Huai Wei (Agnes) Tsung was born in Hsin Chuang Dse, Shantung, China, in 1918 to Joseph and Agnes (Pien) Tsung. She was their youngest surviving daughter along with an older sister, Philomena. One or two older brothers and two younger sisters died before Agnes could know them. Agnes grew up in a town where everyone was Catholic and went to church whenever a visiting priest provided Mass.

Although her parents were beginning to arrange a marriage for her, they stopped when she voiced her determination to become a religious. She attended a Catholic school in a nearby town until the Dubuque Franciscans arrived and opened a school in Choutsun, to which she transferred.
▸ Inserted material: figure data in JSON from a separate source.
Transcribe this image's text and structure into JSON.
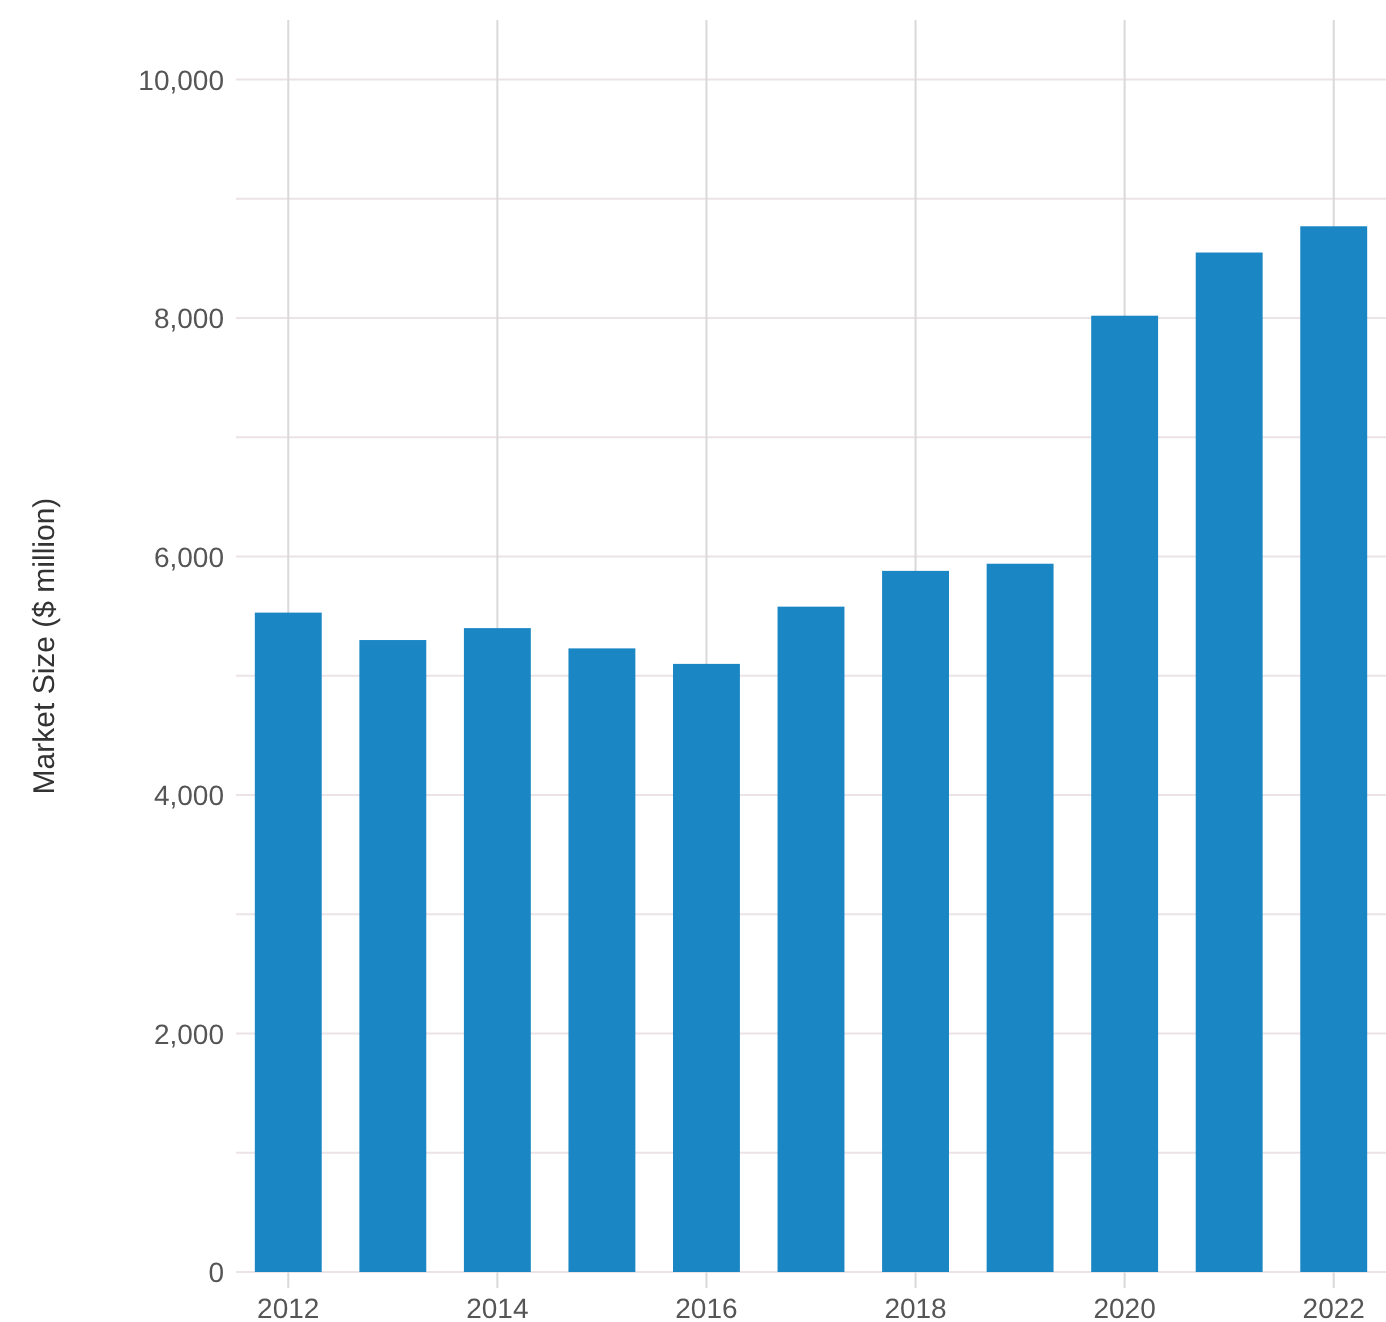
{
  "chart_data": {
    "type": "bar",
    "ylabel": "Market Size ($ million)",
    "categories": [
      "2012",
      null,
      "2014",
      null,
      "2016",
      null,
      "2018",
      null,
      "2020",
      null,
      "2022"
    ],
    "values": [
      5530,
      5300,
      5400,
      5230,
      5100,
      5580,
      5880,
      5940,
      8020,
      8550,
      8770
    ],
    "color": "#1a87c4",
    "ylim": [
      0,
      10500
    ],
    "yticks": [
      0,
      {
        "value": 1000,
        "label": null
      },
      {
        "value": 2000,
        "label": "2,000"
      },
      {
        "value": 3000,
        "label": null
      },
      {
        "value": 4000,
        "label": "4,000"
      },
      {
        "value": 5000,
        "label": null
      },
      {
        "value": 6000,
        "label": "6,000"
      },
      {
        "value": 7000,
        "label": null
      },
      {
        "value": 8000,
        "label": "8,000"
      },
      {
        "value": 9000,
        "label": null
      },
      {
        "value": 10000,
        "label": "10,000"
      }
    ],
    "grid": true
  }
}
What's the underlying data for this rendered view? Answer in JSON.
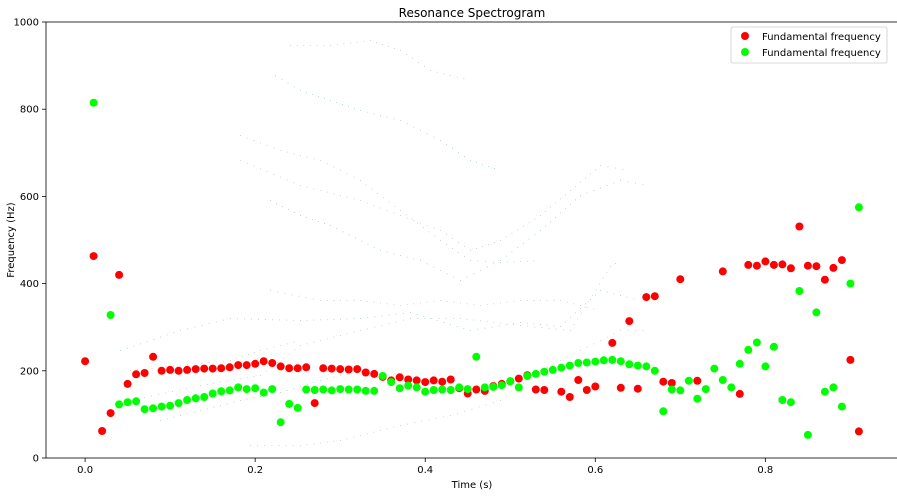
{
  "chart_data": {
    "type": "scatter",
    "title": "Resonance Spectrogram",
    "xlabel": "Time (s)",
    "ylabel": "Frequency (Hz)",
    "xlim": [
      -0.046,
      0.956
    ],
    "ylim": [
      0,
      1000
    ],
    "x_ticks": [
      0.0,
      0.2,
      0.4,
      0.6,
      0.8
    ],
    "x_tick_labels": [
      "0.0",
      "0.2",
      "0.4",
      "0.6",
      "0.8"
    ],
    "y_ticks": [
      0,
      200,
      400,
      600,
      800,
      1000
    ],
    "y_tick_labels": [
      "0",
      "200",
      "400",
      "600",
      "800",
      "1000"
    ],
    "grid": false,
    "legend_position": "top-right",
    "series": [
      {
        "name": "Fundamental frequency",
        "color": "#ff0000",
        "points": [
          [
            0.0,
            222
          ],
          [
            0.01,
            463
          ],
          [
            0.02,
            62
          ],
          [
            0.03,
            103
          ],
          [
            0.04,
            420
          ],
          [
            0.05,
            170
          ],
          [
            0.06,
            192
          ],
          [
            0.07,
            195
          ],
          [
            0.08,
            232
          ],
          [
            0.09,
            200
          ],
          [
            0.1,
            202
          ],
          [
            0.11,
            200
          ],
          [
            0.12,
            202
          ],
          [
            0.13,
            204
          ],
          [
            0.14,
            205
          ],
          [
            0.15,
            205
          ],
          [
            0.16,
            206
          ],
          [
            0.17,
            208
          ],
          [
            0.18,
            213
          ],
          [
            0.19,
            213
          ],
          [
            0.2,
            216
          ],
          [
            0.21,
            222
          ],
          [
            0.22,
            218
          ],
          [
            0.23,
            210
          ],
          [
            0.24,
            206
          ],
          [
            0.25,
            206
          ],
          [
            0.26,
            208
          ],
          [
            0.27,
            126
          ],
          [
            0.28,
            206
          ],
          [
            0.29,
            205
          ],
          [
            0.3,
            204
          ],
          [
            0.31,
            203
          ],
          [
            0.32,
            204
          ],
          [
            0.33,
            196
          ],
          [
            0.34,
            193
          ],
          [
            0.35,
            186
          ],
          [
            0.36,
            178
          ],
          [
            0.37,
            185
          ],
          [
            0.38,
            180
          ],
          [
            0.39,
            178
          ],
          [
            0.4,
            174
          ],
          [
            0.41,
            178
          ],
          [
            0.42,
            175
          ],
          [
            0.43,
            180
          ],
          [
            0.44,
            160
          ],
          [
            0.45,
            148
          ],
          [
            0.46,
            157
          ],
          [
            0.47,
            154
          ],
          [
            0.48,
            165
          ],
          [
            0.49,
            170
          ],
          [
            0.5,
            176
          ],
          [
            0.51,
            182
          ],
          [
            0.52,
            190
          ],
          [
            0.53,
            157
          ],
          [
            0.54,
            156
          ],
          [
            0.56,
            152
          ],
          [
            0.57,
            140
          ],
          [
            0.58,
            179
          ],
          [
            0.59,
            156
          ],
          [
            0.6,
            164
          ],
          [
            0.62,
            264
          ],
          [
            0.63,
            161
          ],
          [
            0.64,
            314
          ],
          [
            0.65,
            159
          ],
          [
            0.66,
            369
          ],
          [
            0.67,
            371
          ],
          [
            0.68,
            175
          ],
          [
            0.69,
            172
          ],
          [
            0.7,
            410
          ],
          [
            0.72,
            177
          ],
          [
            0.75,
            428
          ],
          [
            0.77,
            147
          ],
          [
            0.78,
            443
          ],
          [
            0.79,
            441
          ],
          [
            0.8,
            451
          ],
          [
            0.81,
            443
          ],
          [
            0.82,
            444
          ],
          [
            0.83,
            435
          ],
          [
            0.84,
            531
          ],
          [
            0.85,
            441
          ],
          [
            0.86,
            440
          ],
          [
            0.87,
            409
          ],
          [
            0.88,
            436
          ],
          [
            0.89,
            454
          ],
          [
            0.9,
            225
          ],
          [
            0.91,
            61
          ]
        ]
      },
      {
        "name": "Fundamental frequency",
        "color": "#00ff00",
        "points": [
          [
            0.01,
            815
          ],
          [
            0.03,
            328
          ],
          [
            0.04,
            123
          ],
          [
            0.05,
            128
          ],
          [
            0.06,
            130
          ],
          [
            0.07,
            112
          ],
          [
            0.08,
            114
          ],
          [
            0.09,
            118
          ],
          [
            0.1,
            120
          ],
          [
            0.11,
            126
          ],
          [
            0.12,
            133
          ],
          [
            0.13,
            137
          ],
          [
            0.14,
            140
          ],
          [
            0.15,
            148
          ],
          [
            0.16,
            153
          ],
          [
            0.17,
            155
          ],
          [
            0.18,
            162
          ],
          [
            0.19,
            158
          ],
          [
            0.2,
            160
          ],
          [
            0.21,
            150
          ],
          [
            0.22,
            158
          ],
          [
            0.23,
            82
          ],
          [
            0.24,
            124
          ],
          [
            0.25,
            115
          ],
          [
            0.26,
            157
          ],
          [
            0.27,
            156
          ],
          [
            0.28,
            157
          ],
          [
            0.29,
            155
          ],
          [
            0.3,
            158
          ],
          [
            0.31,
            157
          ],
          [
            0.32,
            157
          ],
          [
            0.33,
            154
          ],
          [
            0.34,
            154
          ],
          [
            0.35,
            188
          ],
          [
            0.36,
            174
          ],
          [
            0.37,
            160
          ],
          [
            0.38,
            166
          ],
          [
            0.39,
            162
          ],
          [
            0.4,
            152
          ],
          [
            0.41,
            156
          ],
          [
            0.42,
            157
          ],
          [
            0.43,
            156
          ],
          [
            0.44,
            162
          ],
          [
            0.45,
            158
          ],
          [
            0.46,
            232
          ],
          [
            0.47,
            162
          ],
          [
            0.48,
            163
          ],
          [
            0.49,
            167
          ],
          [
            0.5,
            176
          ],
          [
            0.51,
            162
          ],
          [
            0.52,
            188
          ],
          [
            0.53,
            193
          ],
          [
            0.54,
            198
          ],
          [
            0.55,
            202
          ],
          [
            0.56,
            207
          ],
          [
            0.57,
            212
          ],
          [
            0.58,
            218
          ],
          [
            0.59,
            219
          ],
          [
            0.6,
            221
          ],
          [
            0.61,
            224
          ],
          [
            0.62,
            225
          ],
          [
            0.63,
            222
          ],
          [
            0.64,
            215
          ],
          [
            0.65,
            212
          ],
          [
            0.66,
            210
          ],
          [
            0.67,
            200
          ],
          [
            0.68,
            107
          ],
          [
            0.69,
            157
          ],
          [
            0.7,
            155
          ],
          [
            0.71,
            177
          ],
          [
            0.72,
            136
          ],
          [
            0.73,
            158
          ],
          [
            0.74,
            205
          ],
          [
            0.75,
            179
          ],
          [
            0.76,
            162
          ],
          [
            0.77,
            216
          ],
          [
            0.78,
            248
          ],
          [
            0.79,
            265
          ],
          [
            0.8,
            210
          ],
          [
            0.81,
            255
          ],
          [
            0.82,
            133
          ],
          [
            0.83,
            128
          ],
          [
            0.84,
            383
          ],
          [
            0.85,
            53
          ],
          [
            0.86,
            334
          ],
          [
            0.87,
            152
          ],
          [
            0.88,
            162
          ],
          [
            0.89,
            118
          ],
          [
            0.9,
            400
          ],
          [
            0.91,
            575
          ]
        ]
      }
    ]
  }
}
During a six month period between the end of her classes and the beginning of high school, Agnes taught catechism and prayers to children six to twelve or fourteen years old.

When Sister Dulcissima opened a novitiate in 1934, Agnes wanted to go immediately, but her parents were not ready to let her go because they had no one to take care of them in their old age. Agnes bargained with her niece to take over her responsibility to her parents, and was received in 1939 with the name, Sister Mary Innocence.

Although her childhood was a happy one, her adult years brought many challenges. When the Communists began to take over China, the American and Chinese sisters fled to Tsinan. This was the beginning of three years of being refugees and exiles.   Sister Innocence told of how her parents were questioned about her whereabouts and their response, “We no know. We think she dead.” Not only did Sister never see her parents again, but she could not communicate with them in any way lest the Communists learn she was still alive and punish them. After five months in a concentration camp under the Japanese, the sisters were finally released to leave China and sail for America.

Life in America had its challenges as well, especially the language and culture. Sister struggled with college courses and loneliness. Eventually, she was sent to work with mentally disturbed children at St. Mary’s Home in Dubuque for fifteen years. Next she went to St. Anthony’s Orphanage in Sioux City for a year, and finally served thirty- three years at Villa Maria, run by Catholic Charities. Here she worked with court appointed adolescent girls, teaching them life skills and supervising them. While at the time they often vented their rage and frustrations on her, many came back years later to see her and express their regrets. Sister was known all over Sioux City for her kindness – she served Mass for the priests at Holy Spirit Nursing Home, took cookies to people in the nursing home, mended their clothes, and worked in the Bargain Center.

In 1981 she returned to China for the first time, but her beloved sister died before she got there. On several other occasions she was able to return to visit her niece, nephew, and cousins. Sister retired to Mount St. Francis in 2000 and moved to Holy Family Hall in 2008.

If our wealth is measured by the number of people we have served, Sister Innocence was rich, indeed!

Sister is survived by a great-nephew. She was preceded in death by her parents, two brothers and three sisters and her Franciscan sisters with whom she shared 75 years of her life.